A temperatura subiu entre a deputada estadual Janaína Riva (MDB) e o secretário-chefe da Casa Civil, Fábio Garcia (PSB), numa troca de farpas que escancarou a antecipação da disputa pelo Senado em 2026. Na última terça-feira, durante sessão na Assembleia Legislativa, Janaína acusou o secretário de perseguição política ao travar suas emendas parlamentares e, em tom agressivo, mandou que ele “virasse homem”. Fabinho não deixou barato e reagiu publicamente, citando escândalos de corrupção envolvendo a família Riva e pedindo explicações sobre recursos supostamente desviados da Secretaria de Agricultura Familiar.
A tréplica veio nesta quinta-feira, quando a deputada disse que falar da família Garcia era “piada pronta”, e ironizou o vitimismo do secretário por envolver mulher e filhas no embate político. Em uma entrevista, voltou a chamar Fabinho de “capacho do governador Mauro Mendes” e indicou que o secretário age a mando do Palácio Paiaguás, para enfraquecer sua atuação parlamentar. O tom foi de confronto direto, sem meias palavras: “Não vou recuar, e não aceito ameaça disfarçada de discurso técnico”.
Nos bastidores, a rixa tem um nome: Senado Federal.
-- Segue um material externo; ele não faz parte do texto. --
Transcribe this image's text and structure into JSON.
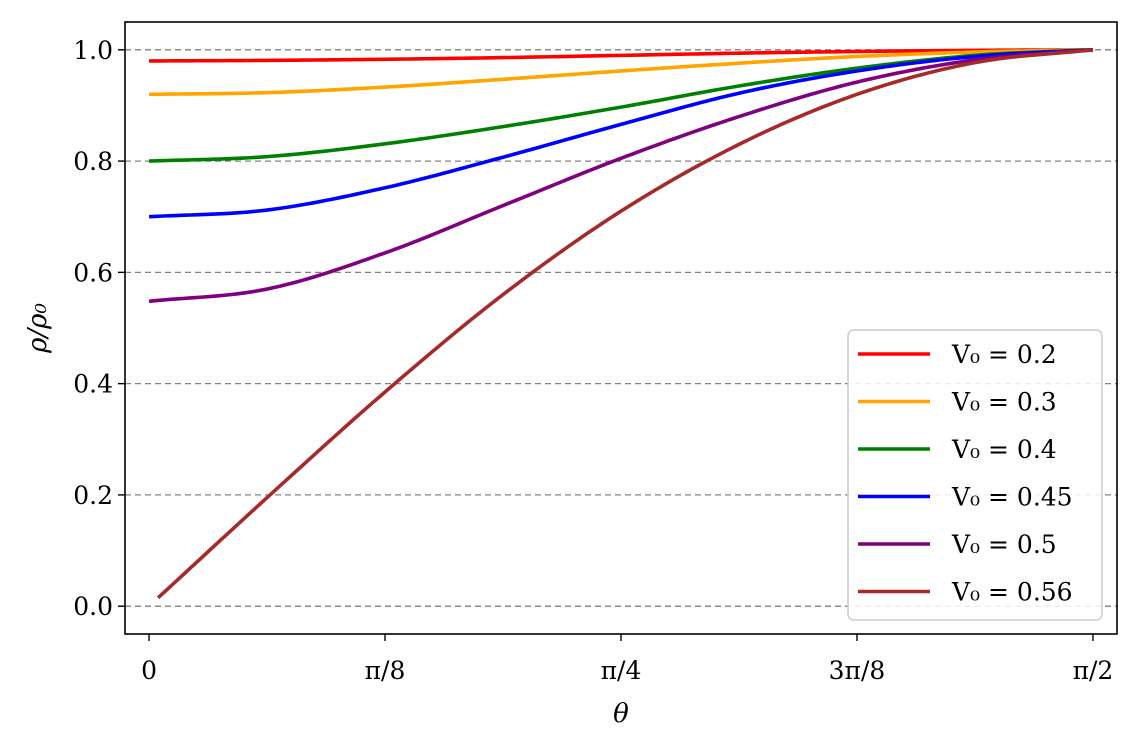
{
  "chart_data": {
    "type": "line",
    "xlabel": "θ",
    "ylabel": "ρ/ρ₀",
    "xlim": [
      -0.04,
      1.6108
    ],
    "ylim": [
      -0.05,
      1.05
    ],
    "x_ticks": [
      {
        "value": 0,
        "label": "0"
      },
      {
        "value": 0.3927,
        "label": "π/8"
      },
      {
        "value": 0.7854,
        "label": "π/4"
      },
      {
        "value": 1.1781,
        "label": "3π/8"
      },
      {
        "value": 1.5708,
        "label": "π/2"
      }
    ],
    "y_ticks": [
      {
        "value": 0.0,
        "label": "0.0"
      },
      {
        "value": 0.2,
        "label": "0.2"
      },
      {
        "value": 0.4,
        "label": "0.4"
      },
      {
        "value": 0.6,
        "label": "0.6"
      },
      {
        "value": 0.8,
        "label": "0.8"
      },
      {
        "value": 1.0,
        "label": "1.0"
      }
    ],
    "grid": {
      "axis": "y",
      "style": "dashed",
      "color": "#808080"
    },
    "legend_position": "lower-right",
    "series": [
      {
        "name": "V₀ = 0.2",
        "color": "#ff0000",
        "x": [
          0.0,
          0.1963,
          0.3927,
          0.589,
          0.7854,
          0.9817,
          1.1781,
          1.3744,
          1.5708
        ],
        "y": [
          0.98,
          0.981,
          0.983,
          0.986,
          0.99,
          0.994,
          0.997,
          0.999,
          1.0
        ]
      },
      {
        "name": "V₀ = 0.3",
        "color": "#ffa500",
        "x": [
          0.0,
          0.1963,
          0.3927,
          0.589,
          0.7854,
          0.9817,
          1.1781,
          1.3744,
          1.5708
        ],
        "y": [
          0.92,
          0.923,
          0.933,
          0.947,
          0.962,
          0.976,
          0.988,
          0.996,
          1.0
        ]
      },
      {
        "name": "V₀ = 0.4",
        "color": "#008000",
        "x": [
          0.0,
          0.1963,
          0.3927,
          0.589,
          0.7854,
          0.9817,
          1.1781,
          1.3744,
          1.5708
        ],
        "y": [
          0.8,
          0.808,
          0.831,
          0.862,
          0.897,
          0.935,
          0.967,
          0.99,
          1.0
        ]
      },
      {
        "name": "V₀ = 0.45",
        "color": "#0000ff",
        "x": [
          0.0,
          0.1963,
          0.3927,
          0.589,
          0.7854,
          0.9817,
          1.1781,
          1.3744,
          1.5708
        ],
        "y": [
          0.7,
          0.712,
          0.752,
          0.807,
          0.866,
          0.922,
          0.962,
          0.988,
          1.0
        ]
      },
      {
        "name": "V₀ = 0.5",
        "color": "#800080",
        "x": [
          0.0,
          0.1963,
          0.3927,
          0.589,
          0.7854,
          0.9817,
          1.1781,
          1.3744,
          1.5708
        ],
        "y": [
          0.548,
          0.57,
          0.635,
          0.72,
          0.805,
          0.88,
          0.942,
          0.982,
          1.0
        ]
      },
      {
        "name": "V₀ = 0.56",
        "color": "#a52a2a",
        "x": [
          0.015,
          0.1963,
          0.3927,
          0.589,
          0.7854,
          0.9817,
          1.1781,
          1.3744,
          1.5708
        ],
        "y": [
          0.015,
          0.195,
          0.385,
          0.56,
          0.71,
          0.83,
          0.92,
          0.977,
          1.0
        ]
      }
    ]
  }
}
Janaína enxerga em Mauro Mendes um adversário direto na corrida pela cadeira em 2026 — e, segundo aliados da deputada, o governador e a primeira-dama Virgínia Mendes não escondem a antipatia pelo clã Riva. A tensão, portanto, vai além das emendas e das acusações públicas: trata-se de uma guerra por protagonismo político, onde cada declaração se transforma em munição para as urnas. E o que era uma briga de plenário virou um ensaio de campanha, com cenas nada sutis do que está por vir.